Les dirigeants chypriotes grec et turc se retrouvent mardi à Nicosie, à un moment clé du laborieux processus lancé dans la perspective d'une réunification de l'île.
Le président chypriote Demetris Christofias et le leader de la République turque de Chypre Nord (RTCN, uniquement reconnue par Ankara), Mehmet Ali Talat, ont rendez-vous à la résidence du chef de la mission de l'ONU, Taye-Brook Zerihoun.
"Cette réunion est vraiment très importante, car les choses sont devenues difficiles et nous avons besoin de passer à l'étape suivante", explique un diplomate européen sous couvert d'anonymat. "La date-butoir de trois mois est passée et nous devrions passer aux négociations directes", ajoute-t-il.
Méfiance
L'élection en février de M. Christofias à la présidence de la République de Chypre avait relancé les espoirs d'une solution négociée pour l'île, divisée depuis 1974, après plusieurs années de blocage. Lors d'une première rencontre, le 21 mars, MM. Christofias et Talat avaient convenu d'entamer trois mois plus tard des négociations de paix directes. Mais une période de méfiance a succédé à cette quasi-euphorie.
Le 23 mai, les deux dirigeants s'étaient retrouvés pour évoquer les discussions préparatoires, entamées en avril par 13 groupes de travail et comités techniques. Des progrès avaient été signalés, mais pas dans les dossiers essentiels, comme la propriété foncière, la souveraineté et la sécurité. Face à ce constat, les deux parties divergent: les Chypriotes-grecs jugent vain de débuter les pourparlers directs en l'absence de progrès préalables, contrairement à la partie chypriote-turque.
Report possible
Lundi dernier, le principal conseiller de Demetris Christofias, George Iacovou, a réaffirmé "qu'aucun progrès réel" n'avait été accompli dans les groupes de travail et dit s'attendre à un début des négociations directes "après l'été". Selon le diplomate européen, MM. Christofias et Talat, qui ont une autre rencontre prévue courant juillet, "semblent toujours sortir quelque chose de leur chapeau lors de ces réunions.
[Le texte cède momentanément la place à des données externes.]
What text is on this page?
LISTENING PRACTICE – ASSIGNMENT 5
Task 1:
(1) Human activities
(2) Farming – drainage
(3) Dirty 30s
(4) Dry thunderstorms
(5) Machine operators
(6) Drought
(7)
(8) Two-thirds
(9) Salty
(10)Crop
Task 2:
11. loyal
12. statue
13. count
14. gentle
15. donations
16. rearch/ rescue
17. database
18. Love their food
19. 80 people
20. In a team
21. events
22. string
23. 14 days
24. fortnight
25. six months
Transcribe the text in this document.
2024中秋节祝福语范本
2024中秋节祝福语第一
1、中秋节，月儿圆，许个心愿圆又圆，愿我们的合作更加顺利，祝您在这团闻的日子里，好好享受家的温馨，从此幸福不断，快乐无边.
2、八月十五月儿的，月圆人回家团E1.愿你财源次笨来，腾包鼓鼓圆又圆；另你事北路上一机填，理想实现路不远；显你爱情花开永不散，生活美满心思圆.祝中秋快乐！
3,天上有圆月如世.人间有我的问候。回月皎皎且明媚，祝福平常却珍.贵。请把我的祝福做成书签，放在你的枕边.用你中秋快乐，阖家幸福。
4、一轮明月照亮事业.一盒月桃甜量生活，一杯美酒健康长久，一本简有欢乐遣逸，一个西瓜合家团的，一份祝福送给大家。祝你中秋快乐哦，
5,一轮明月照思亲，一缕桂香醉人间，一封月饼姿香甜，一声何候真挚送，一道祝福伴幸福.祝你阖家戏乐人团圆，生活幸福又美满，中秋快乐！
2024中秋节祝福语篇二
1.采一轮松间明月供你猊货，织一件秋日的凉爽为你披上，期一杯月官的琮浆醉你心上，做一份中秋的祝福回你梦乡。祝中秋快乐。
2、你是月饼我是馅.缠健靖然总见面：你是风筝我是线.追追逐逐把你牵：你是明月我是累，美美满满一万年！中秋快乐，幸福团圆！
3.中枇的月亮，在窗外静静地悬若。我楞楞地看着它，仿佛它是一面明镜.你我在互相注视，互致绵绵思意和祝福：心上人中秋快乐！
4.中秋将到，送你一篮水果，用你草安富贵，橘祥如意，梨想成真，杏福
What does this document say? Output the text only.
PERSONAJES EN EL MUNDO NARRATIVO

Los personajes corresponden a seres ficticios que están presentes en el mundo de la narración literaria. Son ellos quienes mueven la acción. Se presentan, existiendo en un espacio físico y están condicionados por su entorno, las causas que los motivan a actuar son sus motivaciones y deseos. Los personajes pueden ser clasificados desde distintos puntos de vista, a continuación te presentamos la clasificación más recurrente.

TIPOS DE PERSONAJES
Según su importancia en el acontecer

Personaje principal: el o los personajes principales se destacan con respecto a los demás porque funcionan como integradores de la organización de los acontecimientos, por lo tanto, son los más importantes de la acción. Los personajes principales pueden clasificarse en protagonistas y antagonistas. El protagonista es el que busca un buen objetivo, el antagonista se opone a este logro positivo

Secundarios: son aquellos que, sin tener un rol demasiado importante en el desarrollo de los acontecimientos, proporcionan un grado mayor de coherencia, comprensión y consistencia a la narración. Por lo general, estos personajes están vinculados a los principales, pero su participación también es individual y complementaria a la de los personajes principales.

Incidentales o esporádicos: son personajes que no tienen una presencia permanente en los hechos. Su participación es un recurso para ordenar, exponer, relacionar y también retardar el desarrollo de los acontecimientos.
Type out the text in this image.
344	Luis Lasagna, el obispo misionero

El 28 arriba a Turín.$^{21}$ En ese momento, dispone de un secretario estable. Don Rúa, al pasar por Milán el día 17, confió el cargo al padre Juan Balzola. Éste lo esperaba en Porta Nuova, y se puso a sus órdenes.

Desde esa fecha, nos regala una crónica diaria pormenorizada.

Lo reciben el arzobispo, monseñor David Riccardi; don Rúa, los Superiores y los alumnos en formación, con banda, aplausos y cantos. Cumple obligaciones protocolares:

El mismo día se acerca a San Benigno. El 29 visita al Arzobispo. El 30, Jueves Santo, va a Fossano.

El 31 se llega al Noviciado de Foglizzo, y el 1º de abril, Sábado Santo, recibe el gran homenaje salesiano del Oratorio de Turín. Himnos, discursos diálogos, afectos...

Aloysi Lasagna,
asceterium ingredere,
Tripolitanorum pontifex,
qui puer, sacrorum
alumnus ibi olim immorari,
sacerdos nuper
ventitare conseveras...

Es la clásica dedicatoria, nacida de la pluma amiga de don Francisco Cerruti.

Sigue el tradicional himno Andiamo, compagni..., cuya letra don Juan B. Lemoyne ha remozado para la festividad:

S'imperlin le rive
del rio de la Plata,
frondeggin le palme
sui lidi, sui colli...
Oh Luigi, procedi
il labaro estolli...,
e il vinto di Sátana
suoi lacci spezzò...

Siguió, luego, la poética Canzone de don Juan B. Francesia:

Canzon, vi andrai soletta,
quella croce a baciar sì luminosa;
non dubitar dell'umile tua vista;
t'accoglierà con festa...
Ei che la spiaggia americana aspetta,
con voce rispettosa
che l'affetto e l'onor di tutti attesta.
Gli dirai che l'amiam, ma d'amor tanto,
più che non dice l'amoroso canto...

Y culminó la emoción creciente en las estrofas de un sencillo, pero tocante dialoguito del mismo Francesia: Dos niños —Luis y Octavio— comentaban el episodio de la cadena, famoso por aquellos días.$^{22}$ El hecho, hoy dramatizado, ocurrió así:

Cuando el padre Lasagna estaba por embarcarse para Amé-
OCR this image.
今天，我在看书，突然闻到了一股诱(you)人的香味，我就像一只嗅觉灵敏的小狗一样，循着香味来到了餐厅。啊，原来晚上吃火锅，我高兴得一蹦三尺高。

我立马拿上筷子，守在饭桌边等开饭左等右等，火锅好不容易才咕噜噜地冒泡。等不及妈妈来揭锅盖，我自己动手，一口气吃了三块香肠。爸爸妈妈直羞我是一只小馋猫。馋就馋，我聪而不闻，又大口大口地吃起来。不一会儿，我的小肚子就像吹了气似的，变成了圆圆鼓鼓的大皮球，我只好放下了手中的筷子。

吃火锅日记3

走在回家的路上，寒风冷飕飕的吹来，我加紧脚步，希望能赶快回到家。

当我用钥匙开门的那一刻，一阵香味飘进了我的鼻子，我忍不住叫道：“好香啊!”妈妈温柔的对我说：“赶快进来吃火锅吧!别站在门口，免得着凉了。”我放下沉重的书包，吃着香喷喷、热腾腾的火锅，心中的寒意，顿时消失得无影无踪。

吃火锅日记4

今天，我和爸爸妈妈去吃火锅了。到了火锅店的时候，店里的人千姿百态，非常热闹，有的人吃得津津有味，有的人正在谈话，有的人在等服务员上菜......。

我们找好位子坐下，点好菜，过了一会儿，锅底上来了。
Mais l'annonce mardi d'une date pour des négociations globales serait une surprise". En mars, pour symboliser le climat de confiance, un nouveau point de passage en plein coeur de Nicosie avait été ouvert. Lors d'une visite sur l'île, mi-juin, un haut responsable de l'ONU, Lynn Pascoe, avait mis les parties devant leurs responsabilités, soulignant que le monde observait "de très près" le processus.
Force de paix
En juin, le Conseil de sécurité des Nations unies a prorogé pour six mois le mandat de la force de paix de l'ONU à Chypre, sur place depuis 44 ans. L'ombre de la Turquie, et la question de son adhésion à l'Union européenne, plane sur le dossier chypriote dans la mesure où cette perspective est l'une des seules motivations d'Ankara à parvenir à un accord.
A Chypre, "si l'opportunité est gâchée, il faudra plusieurs années avant qu'une nouvelle fenêtre ne s'ouvre", a souligné un analyste de l'International Crisis Groupe (ICG), un groupe de réflexion, dans un rapport publié le 23 juin. Chypre est divisée depuis l'invasion de sa partie nord en 1974 par la Turquie, après un coup d'Etat à Nicosie de nationalistes chypriotes-grecs soutenus par Athènes.
Un plan de paix de l'ONU dit "plan Annan" avait été approuvé en avril 2004 par les Chypriotes-turcs mais rejeté par les Chypriotes-grecs. L'île est entrée divisée dans l'UE le mois suivant.